We’ve definitely noticed shows that have ended a while ago are building fan bases thanks to Netflix and other easy viewing methods. So why won’t the “Friday Night Lights” movie work? If you got those three people, you and Brian Grazer and Pete Berg, in a room and you have this big, new fan base, what went wrong? 
I think it was just a combination of people’s schedules. You know, something for Pete to direct and between his schedule and actors who had huge careers post-“Friday Night Lights,” it was that and it was also something that when we started to do it we went in in a highly-speculative fashion in terms of sort of approaching it. It wasn’t like we had all this stuff figured out ahead of time. We just went in and thought, “Well, the first thing we need to know is there a story to tell there?” That it makes sense to do a movie. None of us were going to do it if we felt like we didn’t have a story… We didn’t want to feel like we were sort of rehashing what we had done in the show. So we had to figure out is there a story we can tell, is there a two-hour movie, is there a theme we can tap. All those things we did in the beginning that kind of went through the process of that part of it — and I think successfully — but it wasn’t like it ever fell apart. It’s just like we sort of went into it in a speculative way, and, like many, many, many scripts, it just didn’t all come together.

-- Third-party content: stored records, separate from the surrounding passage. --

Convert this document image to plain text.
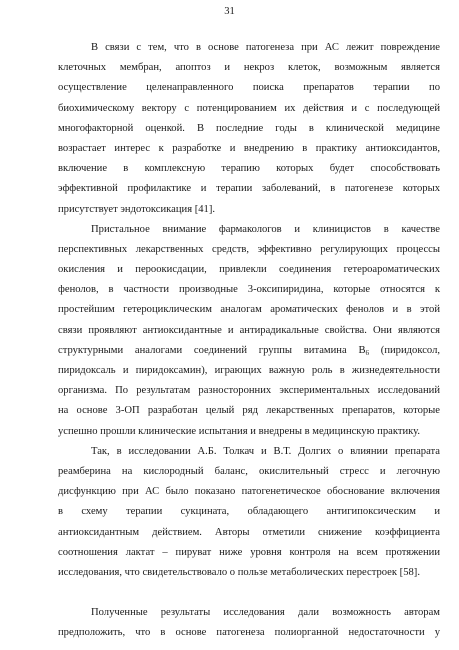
31
В связи с тем, что в основе патогенеза при АС лежит повреждение
клеточных мембран, апоптоз и некроз клеток, возможным является
осуществление целенаправленного поиска препаратов терапии по
биохимическому вектору с потенцированием их действия и с последующей
многофакторной оценкой. В последние годы в клинической медицине
возрастает интерес к разработке и внедрению в практику антиоксидантов,
включение в комплексную терапию которых будет способствовать
эффективной профилактике и терапии заболеваний, в патогенезе которых
присутствует эндотоксикация [41].
Пристальное внимание фармакологов и клиницистов в качестве
перспективных лекарственных средств, эффективно регулирующих процессы
окисления и пероокисдации, привлекли соединения гетероароматических
фенолов, в частности производные 3-оксипиридина, которые относятся к
простейшим гетероциклическим аналогам ароматических фенолов и в этой
связи проявляют антиоксидантные и антирадикальные свойства. Они являются
структурными аналогами соединений группы витамина $В_6$ (пиридоксол,
пиридоксаль и пиридоксамин), играющих важную роль в жизнедеятельности
организма. По результатам разносторонних экспериментальных исследований
на основе 3-ОП разработан целый ряд лекарственных препаратов, которые
успешно прошли клинические испытания и внедрены в медицинскую практику.
Так, в исследовании А.Б. Толкач и В.Т. Долгих о влиянии препарата
реамберина на кислородный баланс, окислительный стресс и легочную
дисфункцию при АС было показано патогенетическое обоснование включения
в схему терапии сукцината, обладающего антигипоксическим и
антиоксидантным действием. Авторы отметили снижение коэффициента
соотношения лактат – пируват ниже уровня контроля на всем протяжении
исследования, что свидетельствовало о пользе метаболических перестроек [58].
Полученные результаты исследования дали возможность авторам
предположить, что в основе патогенеза полиорганной недостаточности у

So is it over or could it still happen someday?
I think it’s pretty much over now. I feel like we definitely went in with the spirit of we wanted to do it, but I think, and we kept holding out hope for a while to do that, but I feel like now its best to put that to rest and let the show stand on the sort of semi-successful ending that we did.

“Parenthood” begins its final season tonight, Thursday, September 25 at 10pm on NBC.

[Editor’s note: There is nothing “semi-successful” about the ending of “Friday Night Lights,” one of the best scripted programs in the history of TV. For its final season, Kyle Chandler won Best Actor in a Drama Series, beating out Bryan Cranston in “Breaking Bad” and Jon Hamm in “Mad Men” for the Emmy, while Katims also took home the gold for Best Writing for a Drama Series.]